I want to suggest that we have a prophetic poverty problem in the Western church, and it’s largely self-inflicted. We’ve curated our prophetic input from a remarkably small pool – same streams, same conferences, same cultural post  codes. And we’ve called it discernment. What it often actually is, is comfort. Sip your coffee and let me ramble on a bit…

The unknown brother in Nigeria isn’t a lesser prophet waiting for Western validation. The unknown sister interceding in the underground church in Iran isn’t a footnote to the real story. You probably know more stories than me, without mentioning names and places. They are the fulfilment of Joel’s words. They are the ‘all flesh’ that Peter stood up and declared. God is speaking through them – with weight, with precision, with a perspective on his kingdom that we simply cannot generate from inside our own safe, cultural moment.
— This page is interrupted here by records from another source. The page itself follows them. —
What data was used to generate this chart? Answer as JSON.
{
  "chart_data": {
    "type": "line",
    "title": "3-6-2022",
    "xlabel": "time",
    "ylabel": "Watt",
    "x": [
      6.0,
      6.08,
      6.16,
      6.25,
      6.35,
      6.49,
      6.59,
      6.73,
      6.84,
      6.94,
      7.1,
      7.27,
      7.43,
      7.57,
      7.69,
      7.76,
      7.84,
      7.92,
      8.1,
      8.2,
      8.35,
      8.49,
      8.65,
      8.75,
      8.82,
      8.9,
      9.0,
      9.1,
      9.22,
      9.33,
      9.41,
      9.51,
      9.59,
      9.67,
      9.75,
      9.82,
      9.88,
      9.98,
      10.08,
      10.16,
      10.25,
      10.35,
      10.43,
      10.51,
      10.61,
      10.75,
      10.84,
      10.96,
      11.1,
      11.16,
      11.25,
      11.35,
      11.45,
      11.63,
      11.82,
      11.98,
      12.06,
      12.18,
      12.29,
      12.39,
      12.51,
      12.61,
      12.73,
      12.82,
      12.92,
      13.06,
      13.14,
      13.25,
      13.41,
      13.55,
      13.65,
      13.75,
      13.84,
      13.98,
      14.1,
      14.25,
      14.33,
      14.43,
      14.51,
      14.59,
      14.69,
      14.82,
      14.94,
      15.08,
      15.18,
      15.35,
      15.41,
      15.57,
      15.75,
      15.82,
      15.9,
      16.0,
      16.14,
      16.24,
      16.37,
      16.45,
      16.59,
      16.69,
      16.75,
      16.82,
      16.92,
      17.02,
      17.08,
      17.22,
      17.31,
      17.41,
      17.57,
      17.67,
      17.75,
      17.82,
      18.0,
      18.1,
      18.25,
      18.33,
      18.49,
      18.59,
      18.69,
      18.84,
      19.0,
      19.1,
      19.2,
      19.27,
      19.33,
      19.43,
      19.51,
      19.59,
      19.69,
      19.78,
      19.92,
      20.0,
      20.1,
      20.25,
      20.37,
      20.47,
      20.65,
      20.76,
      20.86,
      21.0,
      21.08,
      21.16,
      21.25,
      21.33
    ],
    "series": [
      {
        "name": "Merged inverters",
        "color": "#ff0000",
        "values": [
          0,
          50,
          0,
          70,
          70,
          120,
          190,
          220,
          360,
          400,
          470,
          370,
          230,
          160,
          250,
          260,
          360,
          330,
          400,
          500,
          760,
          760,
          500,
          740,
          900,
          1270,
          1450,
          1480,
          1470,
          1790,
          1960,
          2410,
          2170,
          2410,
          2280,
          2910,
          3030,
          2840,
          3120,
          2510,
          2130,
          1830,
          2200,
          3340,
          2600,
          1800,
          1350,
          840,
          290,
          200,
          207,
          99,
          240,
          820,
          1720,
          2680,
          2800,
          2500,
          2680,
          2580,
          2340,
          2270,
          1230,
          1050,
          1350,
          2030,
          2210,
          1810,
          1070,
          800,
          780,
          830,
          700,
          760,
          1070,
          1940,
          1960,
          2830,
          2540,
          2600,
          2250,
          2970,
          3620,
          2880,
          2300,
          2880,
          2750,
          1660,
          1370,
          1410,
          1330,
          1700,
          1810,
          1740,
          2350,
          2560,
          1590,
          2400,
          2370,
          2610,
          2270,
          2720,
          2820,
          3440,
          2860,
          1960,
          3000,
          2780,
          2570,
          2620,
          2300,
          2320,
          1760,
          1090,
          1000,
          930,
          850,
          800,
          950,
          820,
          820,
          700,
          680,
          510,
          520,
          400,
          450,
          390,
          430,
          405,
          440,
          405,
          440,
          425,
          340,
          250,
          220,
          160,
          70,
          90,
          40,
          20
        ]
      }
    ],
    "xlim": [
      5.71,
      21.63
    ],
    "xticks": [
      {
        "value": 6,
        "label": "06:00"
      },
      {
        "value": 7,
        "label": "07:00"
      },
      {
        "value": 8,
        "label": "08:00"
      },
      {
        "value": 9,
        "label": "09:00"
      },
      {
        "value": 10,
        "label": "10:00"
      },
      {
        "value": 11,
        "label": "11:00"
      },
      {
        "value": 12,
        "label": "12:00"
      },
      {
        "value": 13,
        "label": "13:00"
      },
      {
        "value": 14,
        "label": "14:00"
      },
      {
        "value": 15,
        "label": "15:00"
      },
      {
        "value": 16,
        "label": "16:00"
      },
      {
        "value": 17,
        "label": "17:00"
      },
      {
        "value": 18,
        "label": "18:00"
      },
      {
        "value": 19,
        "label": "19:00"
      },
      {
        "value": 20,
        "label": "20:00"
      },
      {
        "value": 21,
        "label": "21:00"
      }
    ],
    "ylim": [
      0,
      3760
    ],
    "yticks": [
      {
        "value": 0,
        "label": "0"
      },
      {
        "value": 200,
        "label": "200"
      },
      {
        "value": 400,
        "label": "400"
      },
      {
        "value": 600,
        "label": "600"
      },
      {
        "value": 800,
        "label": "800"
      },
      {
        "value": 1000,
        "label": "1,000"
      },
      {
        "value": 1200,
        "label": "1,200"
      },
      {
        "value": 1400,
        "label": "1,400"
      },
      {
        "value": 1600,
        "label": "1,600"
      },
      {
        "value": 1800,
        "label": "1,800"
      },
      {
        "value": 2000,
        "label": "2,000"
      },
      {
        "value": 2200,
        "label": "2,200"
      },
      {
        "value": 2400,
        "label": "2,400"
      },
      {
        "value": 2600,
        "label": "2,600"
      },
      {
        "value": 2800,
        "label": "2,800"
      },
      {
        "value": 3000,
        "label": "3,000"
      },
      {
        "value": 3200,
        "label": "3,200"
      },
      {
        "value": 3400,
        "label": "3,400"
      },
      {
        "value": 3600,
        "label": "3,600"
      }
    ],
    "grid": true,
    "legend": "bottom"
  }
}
What we lose when we ignore that is not just breadth. We lose accuracy. Prophetic ministry that only ever reflects one cultural lens will eventually start to mistake that lens for the gospel itself. It happens slowly. It’s happening now in places. The encouragement is, a heart that is open to such distant challenge is a heart that draws on the providence of God for him to begin connecting those dots, opportunities, destiny.

Something else is happening too. And it matters more.

There is a rising sense – felt across multiple streams (not just Catalyst or NewFrontiers), multiple continents, multiple generations of intercessors who don’t know each other – that we are on the edge of a revelation of Christ and His purposes brought by genuine, authentic prophetic ministry that the church has not yet seen. An exhilarating fresh breath being blown into in the lungs of the prophetic community. Not a new Christ. The same Christ; but an astonishing unveiling of his rightful, immeasurable supremacy, his glory, his absolute Lordship over all creation, in a measure that will produce something we’ve largely lost: genuine awe, wonder and delight. The kind that makes you fall silent before you fall to your knees or lay on the carpet.

This is what authentic prophetic ministry is for. Not platform. Not personality. Not the ambiguous impressionism that we all know about, the elephant in the room nobody wants to name: social media. Instead, Holy Spirit-imparted revelation, carried by men and women who have been with God, that points – always, without deviation or wobbling – to the overwhelming, stunning glory of Jesus Christ. Isaiah testifies, “I saw the Lord sitting upon a throne, high and lifted up; and the train of his robe filled the temple.”

In response Amos insists, “The lion has roared; who will not fear? The Lord God has spoken; who can but prophesy?” The Lion of Judah has roared – is roaring – will roar. The prophetic community doesn’t manufacture that sound. They carry it. Why? Because they’ve heard it.

When those Spirit-inspired words land – when genuine, cross-cultural, Christ-exalting prophetic ministry comes together in the gathered church – what it produces, is not hype or emotional manipulation. It produces worship. Undistracted, focused, costly worship, accompanied by faith that acts, courage that steps forward, obedience that doesn’t negotiate, and a servant-heartedness that makes the watching world stop and stare.

Joel’s vision was never a metaphor. It was a mandate. All flesh. Every nation. It’s nothing less than the whole earth filling with the knowledge of the glory of the Lord as the waters cover the sea.

Absolutely, we’re not there yet, but… the Lion has roared. And across this round earth, in languages we don’t speak, through vessels we haven’t noticed, the prophets are answering.